A campanha de Dia dos Pais da Natura deu uma aula de posicionamento. Para apresentar o tema “Pai Presente”, a marca de cosméticos escolheu 14 nomes, entre eles o transexual Thammy Miranda. A ação gerou muitos comentários nas redes sociais, tanto contra quanto a favor. O ator, inclusive, sofreu vários ataques transfóbicos. Porém, nos dias seguintes à veiculação da campanha, as ações da Natura subiram – em 29 de julho, por exemplo, foi a maior alta da Ibovespa: 6,7%.

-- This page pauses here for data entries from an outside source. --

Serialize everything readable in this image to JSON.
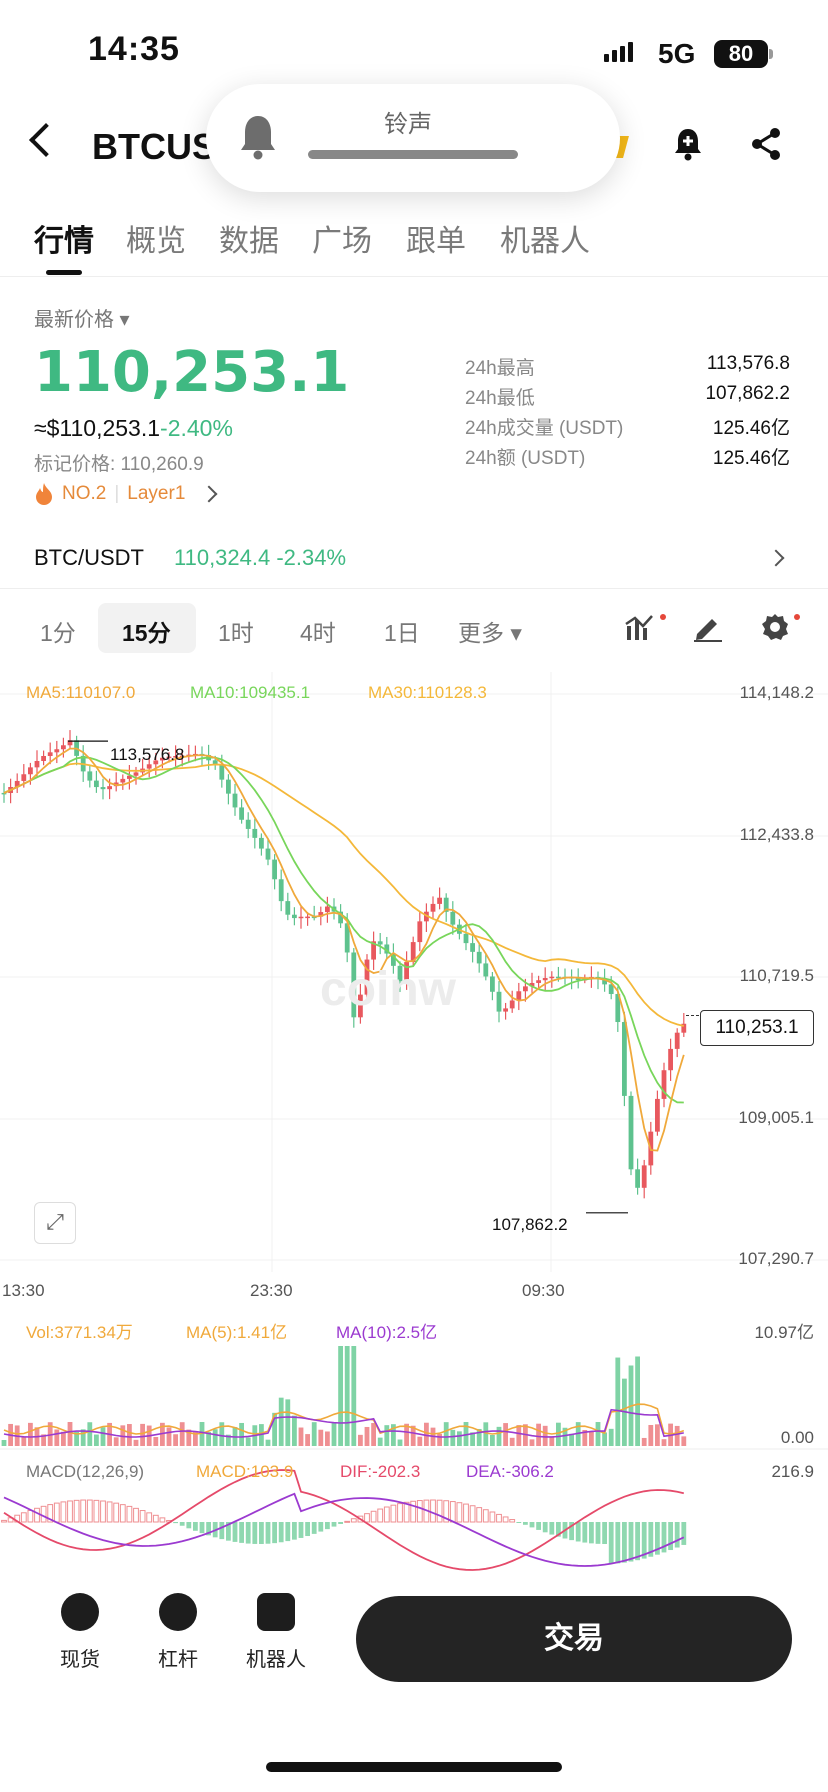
{
  "status_bar": {
    "time": "14:35",
    "network": "5G",
    "battery": "80"
  },
  "header": {
    "title": "BTCUS",
    "ringer_label": "铃声"
  },
  "tabs": [
    "行情",
    "概览",
    "数据",
    "广场",
    "跟单",
    "机器人"
  ],
  "price": {
    "latest_label": "最新价格",
    "last": "110,253.1",
    "approx": "≈$110,253.1",
    "change": "-2.40%",
    "mark": "标记价格: 110,260.9",
    "rank": "NO.2",
    "tag": "Layer1"
  },
  "stats": [
    {
      "label": "24h最高",
      "value": "113,576.8"
    },
    {
      "label": "24h最低",
      "value": "107,862.2"
    },
    {
      "label": "24h成交量 (USDT)",
      "value": "125.46亿"
    },
    {
      "label": "24h额 (USDT)",
      "value": "125.46亿"
    }
  ],
  "market": {
    "pair": "BTC/USDT",
    "price": "110,324.4 -2.34%"
  },
  "intervals": [
    "1分",
    "15分",
    "1时",
    "4时",
    "1日",
    "更多"
  ],
  "chart": {
    "ma5": "MA5:110107.0",
    "ma10": "MA10:109435.1",
    "ma30": "MA30:110128.3",
    "price_axis": [
      "114,148.2",
      "112,433.8",
      "110,719.5",
      "109,005.1",
      "107,290.7"
    ],
    "current_price_tag": "110,253.1",
    "high_label": "113,576.8",
    "low_label": "107,862.2",
    "time_axis": [
      "13:30",
      "23:30",
      "09:30"
    ],
    "watermark": "coinw",
    "colors": {
      "up": "#e8585e",
      "down": "#5ec28e",
      "ma5": "#f0a93b",
      "ma10": "#78d65b",
      "ma30": "#f4b83a"
    }
  },
  "volume": {
    "vol": "Vol:3771.34万",
    "ma5": "MA(5):1.41亿",
    "ma10": "MA(10):2.5亿",
    "axis_top": "10.97亿",
    "axis_bottom": "0.00"
  },
  "macd": {
    "label": "MACD(12,26,9)",
    "macd": "MACD:103.9",
    "dif": "DIF:-202.3",
    "dea": "DEA:-306.2",
    "axis_top": "216.9"
  },
  "bottom": {
    "items": [
      "现货",
      "杠杆",
      "机器人"
    ],
    "trade": "交易"
  }
}
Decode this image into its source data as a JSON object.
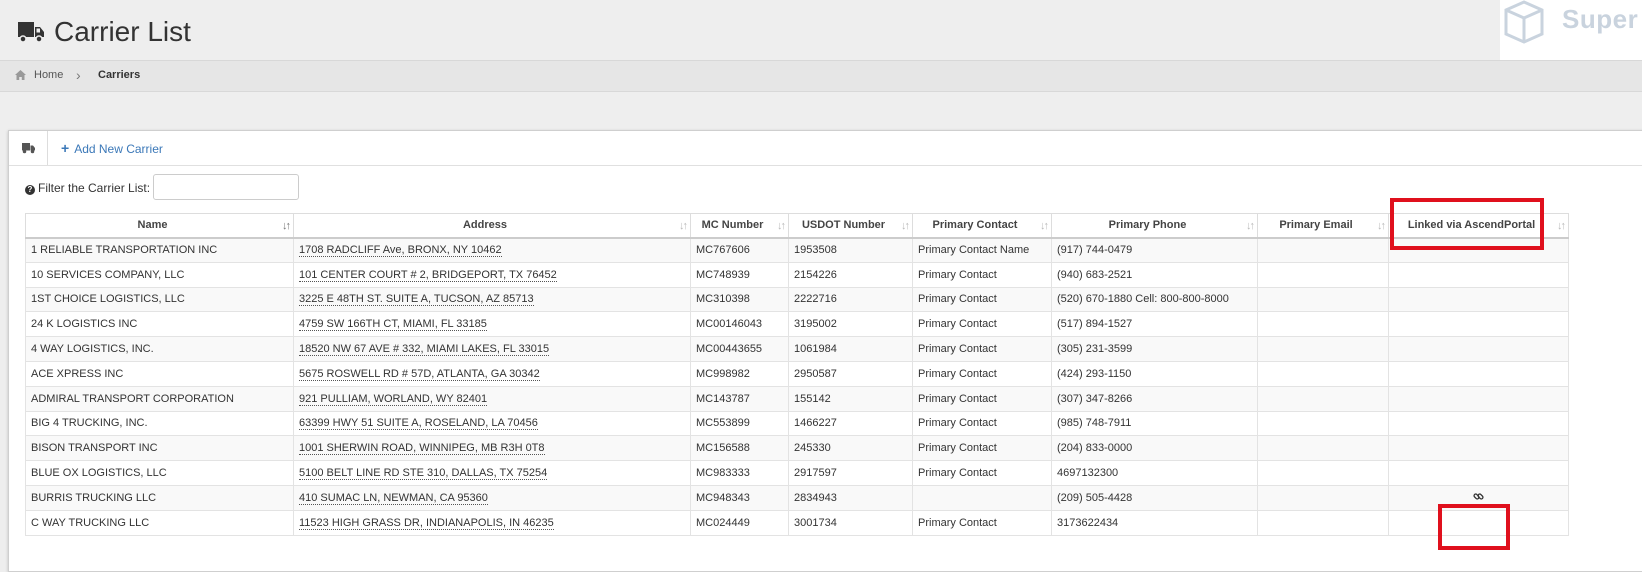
{
  "header": {
    "title": "Carrier List",
    "logo_text": "Super"
  },
  "breadcrumb": {
    "home": "Home",
    "separator": "›",
    "current": "Carriers"
  },
  "toolbar": {
    "add_label": "Add New Carrier",
    "add_icon": "plus-icon"
  },
  "filter": {
    "label": "Filter the Carrier List:",
    "value": "",
    "placeholder": ""
  },
  "table": {
    "columns": [
      "Name",
      "Address",
      "MC Number",
      "USDOT Number",
      "Primary Contact",
      "Primary Phone",
      "Primary Email",
      "Linked via AscendPortal"
    ],
    "rows": [
      {
        "name": "1 RELIABLE TRANSPORTATION INC",
        "address": "1708 RADCLIFF Ave, BRONX, NY 10462",
        "mc": "MC767606",
        "usdot": "1953508",
        "contact": "Primary Contact Name",
        "phone": "(917) 744-0479",
        "email": "",
        "linked": false
      },
      {
        "name": "10 SERVICES COMPANY, LLC",
        "address": "101 CENTER COURT # 2, BRIDGEPORT, TX 76452",
        "mc": "MC748939",
        "usdot": "2154226",
        "contact": "Primary Contact",
        "phone": "(940) 683-2521",
        "email": "",
        "linked": false
      },
      {
        "name": "1ST CHOICE LOGISTICS, LLC",
        "address": "3225 E 48TH ST. SUITE A, TUCSON, AZ 85713",
        "mc": "MC310398",
        "usdot": "2222716",
        "contact": "Primary Contact",
        "phone": "(520) 670-1880 Cell: 800-800-8000",
        "email": "",
        "linked": false
      },
      {
        "name": "24 K LOGISTICS INC",
        "address": "4759 SW 166TH CT, MIAMI, FL 33185",
        "mc": "MC00146043",
        "usdot": "3195002",
        "contact": "Primary Contact",
        "phone": "(517) 894-1527",
        "email": "",
        "linked": false
      },
      {
        "name": "4 WAY LOGISTICS, INC.",
        "address": "18520 NW 67 AVE # 332, MIAMI LAKES, FL 33015",
        "mc": "MC00443655",
        "usdot": "1061984",
        "contact": "Primary Contact",
        "phone": "(305) 231-3599",
        "email": "",
        "linked": false
      },
      {
        "name": "ACE XPRESS INC",
        "address": "5675 ROSWELL RD # 57D, ATLANTA, GA 30342",
        "mc": "MC998982",
        "usdot": "2950587",
        "contact": "Primary Contact",
        "phone": "(424) 293-1150",
        "email": "",
        "linked": false
      },
      {
        "name": "ADMIRAL TRANSPORT CORPORATION",
        "address": "921 PULLIAM, WORLAND, WY 82401",
        "mc": "MC143787",
        "usdot": "155142",
        "contact": "Primary Contact",
        "phone": "(307) 347-8266",
        "email": "",
        "linked": false
      },
      {
        "name": "BIG 4 TRUCKING, INC.",
        "address": "63399 HWY 51 SUITE A, ROSELAND, LA 70456",
        "mc": "MC553899",
        "usdot": "1466227",
        "contact": "Primary Contact",
        "phone": "(985) 748-7911",
        "email": "",
        "linked": false
      },
      {
        "name": "BISON TRANSPORT INC",
        "address": "1001 SHERWIN ROAD, WINNIPEG, MB R3H 0T8",
        "mc": "MC156588",
        "usdot": "245330",
        "contact": "Primary Contact",
        "phone": "(204) 833-0000",
        "email": "",
        "linked": false
      },
      {
        "name": "BLUE OX LOGISTICS, LLC",
        "address": "5100 BELT LINE RD STE 310, DALLAS, TX 75254",
        "mc": "MC983333",
        "usdot": "2917597",
        "contact": "Primary Contact",
        "phone": "4697132300",
        "email": "",
        "linked": false
      },
      {
        "name": "BURRIS TRUCKING LLC",
        "address": "410 SUMAC LN, NEWMAN, CA 95360",
        "mc": "MC948343",
        "usdot": "2834943",
        "contact": "",
        "phone": "(209) 505-4428",
        "email": "",
        "linked": true
      },
      {
        "name": "C WAY TRUCKING LLC",
        "address": "11523 HIGH GRASS DR, INDIANAPOLIS, IN 46235",
        "mc": "MC024449",
        "usdot": "3001734",
        "contact": "Primary Contact",
        "phone": "3173622434",
        "email": "",
        "linked": false
      }
    ]
  },
  "icons": {
    "header": "truck-icon",
    "breadcrumb": "home-icon",
    "linked": "link-icon",
    "filter": "question-circle-icon",
    "sort": "sort-icon"
  },
  "colors": {
    "highlight": "#e0101d",
    "link": "#3b78b8",
    "background": "#eeeeee"
  }
}
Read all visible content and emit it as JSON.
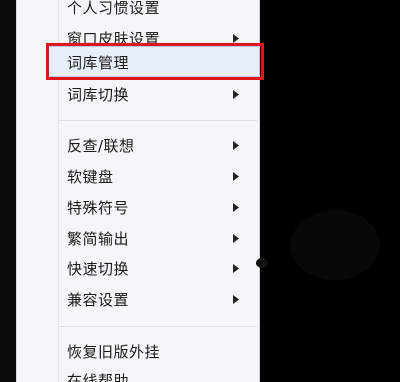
{
  "menu": {
    "items": [
      {
        "label": "个人习惯设置",
        "submenu": false
      },
      {
        "label": "窗口皮肤设置",
        "submenu": true
      },
      {
        "label": "词库管理",
        "submenu": false,
        "highlighted": true
      },
      {
        "label": "词库切换",
        "submenu": true
      },
      {
        "label": "反查/联想",
        "submenu": true
      },
      {
        "label": "软键盘",
        "submenu": true
      },
      {
        "label": "特殊符号",
        "submenu": true
      },
      {
        "label": "繁简输出",
        "submenu": true
      },
      {
        "label": "快速切换",
        "submenu": true
      },
      {
        "label": "兼容设置",
        "submenu": true
      },
      {
        "label": "恢复旧版外挂",
        "submenu": false
      },
      {
        "label": "在线帮助",
        "submenu": false
      }
    ]
  },
  "annotation": {
    "highlight_color": "#e0151b"
  },
  "colors": {
    "menu_background": "#f5f6f8",
    "screen_background": "#000000",
    "hover_background": "#e6eef9"
  }
}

Bruno Peres, que foi líder global de inteligência de marketing na sede da ONU em Nova York, afirma que posicionamentos como o da Natura devem ser vistos como uma necessidade pelas empresas. “As marcas fazem parte da sociedade, há bastante tempo elas deixaram de ser apenas rótulos e passaram a ser entidades. A nova geração que cresceu nas mídias digitais, é um público mais inclusivo, que tem uma voz cada vez mais ampla. Esse público já demanda esse novo discurso, mas, o mais importante, espera que ações sejam realizadas.”
Para o especialista, as marcas que não se posicionarem de alguma forma, irão começar a sofrer boicotes. Um exemplo é o que está acontecendo nos EUA. Como consequência do Black Lives Matter e outras ações ativistas, algumas marcas estão deixando de anunciar no Facebook devido ao alto índice de discurso de ódio presente na mídia social. “O Facebook vai ter impacto de bilhões, quem sabe isso não gere uma mudança na plataforma”, diz Peres.
As consequências do posicionamento para a marca
No caso da Natura, a alta das ações na bolsa pode ter sido uma consequência do aumento do brand equity (valor da marca). Bruno explica que isso tem a ver com a percepção dos investidores de um crescimento nas vendas a médio e longo prazo. “Ao conseguir comunicar bem algo tão atual, a marca mostra que está à frente do seu tempo e já conversa com a geração dos novos consumidores em alta escala. Também passa a mensagem de que está preparada para adversidades e para agir em qualquer momento.”
Além disso, ao ser inclusiva e pluricultural, a marca se comunica com todos os públicos, não apenas com as minorias. Na visão financeira da análise de marketing, isso traz menos impactos mercadológicos, de produção, atendimento, distribuição, etc. Em outras palavras, torna todo o processo mais saudável.
Sem contar que, quando o posicionamento é feito da forma correta, há uma amplificação dos esforços de comunicação. Com a mídia ganha, novos seguidores da marca aparecem. Isso aumenta as chances de fidelizar um cliente, o que, para a marca, é uma economia duas vezes maior do que conquistar um novo.
“Mesmo quando acontecem ataques de lados conservadores, que são cada vez menores, o balanço final do ativismo costuma ser positivo. Ao contrário das gerações mais antigas, digamos assim, que tendem a ter a fidelização atrelada a qualidade do produto, as novas gerações precisam que outras necessidades do fluxo sejam resolvidas, como as ações da marca”, explica Peres. “Não podemos mudar nossas campanhas porque talvez alguns clientes mais conservadores não as aceitem. O caminho é manter algo coeso para todo mundo”, acrescenta.
Posicionamento além das campanhas
Para que todas as consequências positivas do posicionamento de uma marca aconteçam, o discurso precisa ir além da publicidade. A marca deve ter a mesma postura em todos os seus processos, desde a construção da equipe (com diversidade e igualdade de gênero), até na forma da venda e do atendimento.
“A campanha da Natura teve o resultado positivo que vimos porque a inclusão faz parte da veia administrativa. A Natura tem produtos de inclusão, campanhas dentro do seu quadro. Não adianta uma marca querer surfar a onda sem antes se resolver internamente. Com a campanha, podem vir à tona problemas estruturais, como processos trabalhistas por assédio moral. Se o conteúdo viraliza de forma negativa, o problema é grande”, afirma o especialista.
Dessa forma, o mais importante em todo o processo de posicionamento de uma marca é a transparência. Uma campanha feita apenas para agradar pode soar como algo mentiroso, e não existe mais espaço para mentira.
Adotar novas políticas e investir em práticas concretas a médio e longo prazo é uma necessidade atual das marcas. A geração atual e as outras que estão por vir irão demandar cada vez mais posicionamento e ativismo.